We are sad to announce the death of the esteemed author Markus Werner, who passed away over the weekend at his home in Schaffhausen.
Markus Werner was born in 1944 in Eschlikon, canton of Thurgau, in northeast Switzerland. He entered the University of Zürich in 1965, where he studied German, philosophy and psychology. In 1974 Werner completed a doctorate on Max Frisch, whose writing was to be an important influence upon Werner’s own. Werner then began work as a teacher and an assistant professor at a high school in Schaffhausen, but eventually dedicated himself exclusively to writing, and lived and wrote in Schaffhausen for the remainder of his life.
Markus Werner wrote seven novels between 1984 and 2004. Zündels Abgang (1984) was his first novel, later published by Dalkey Archive as Zündel’s Exit and translated by Michael Hoffman.

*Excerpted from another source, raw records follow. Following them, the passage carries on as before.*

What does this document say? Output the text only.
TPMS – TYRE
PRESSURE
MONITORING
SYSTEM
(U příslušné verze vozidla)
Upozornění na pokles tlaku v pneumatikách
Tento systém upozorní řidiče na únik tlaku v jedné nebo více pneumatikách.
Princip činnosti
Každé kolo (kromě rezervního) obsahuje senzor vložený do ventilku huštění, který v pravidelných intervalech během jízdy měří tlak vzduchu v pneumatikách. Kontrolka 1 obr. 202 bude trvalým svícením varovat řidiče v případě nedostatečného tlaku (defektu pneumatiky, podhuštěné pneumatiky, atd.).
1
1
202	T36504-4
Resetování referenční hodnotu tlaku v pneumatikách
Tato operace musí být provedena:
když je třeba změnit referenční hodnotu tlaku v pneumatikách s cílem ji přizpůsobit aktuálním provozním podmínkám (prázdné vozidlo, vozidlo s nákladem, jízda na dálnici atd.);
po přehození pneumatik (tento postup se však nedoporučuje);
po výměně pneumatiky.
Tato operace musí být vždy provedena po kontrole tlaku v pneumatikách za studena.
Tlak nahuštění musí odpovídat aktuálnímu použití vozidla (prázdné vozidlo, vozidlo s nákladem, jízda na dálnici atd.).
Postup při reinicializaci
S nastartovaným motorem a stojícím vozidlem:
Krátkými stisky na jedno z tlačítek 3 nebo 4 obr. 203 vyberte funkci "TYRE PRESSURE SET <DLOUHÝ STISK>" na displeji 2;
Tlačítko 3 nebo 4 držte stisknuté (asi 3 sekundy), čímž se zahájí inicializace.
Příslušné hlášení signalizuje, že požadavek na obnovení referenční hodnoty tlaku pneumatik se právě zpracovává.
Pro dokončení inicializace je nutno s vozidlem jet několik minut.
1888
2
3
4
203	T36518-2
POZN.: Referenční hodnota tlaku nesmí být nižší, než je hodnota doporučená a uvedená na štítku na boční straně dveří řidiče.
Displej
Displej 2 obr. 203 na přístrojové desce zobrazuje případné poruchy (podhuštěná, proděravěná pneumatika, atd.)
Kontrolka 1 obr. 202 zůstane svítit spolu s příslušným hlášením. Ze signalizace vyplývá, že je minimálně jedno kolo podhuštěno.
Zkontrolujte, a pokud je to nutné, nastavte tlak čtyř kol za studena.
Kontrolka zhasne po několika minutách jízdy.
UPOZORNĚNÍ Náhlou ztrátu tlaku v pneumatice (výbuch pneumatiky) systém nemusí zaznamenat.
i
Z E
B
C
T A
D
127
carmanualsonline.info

Other English translations of Werner’s work include Am Hang (“On the Edge”), translated by Robert E. Goodwin and published by NYRB, and most recently Die kalte Schulter (Cold Shoulder), translated by Michael Hoffman and being published this month by Dalkey Archive.
A week before Werner’s death, the Swiss national newspaper Tages-Anzeiger published an admiring review of Werner’s complete works:
“Anyone who has read a single novel by Markus Werner remembers the words of thunder with which his characters judge the world . . . Yet there is in the whole work of Markus Werner no excess, no misplaced or insignificant word. Werner writes in a style that exposes the exact terror of efficiency suffered by his characters, and his writing is deeply entangled with the world.”
Markus Werner will be missed in literature. Our thoughts go out to his family and friends at this time, in remembrance.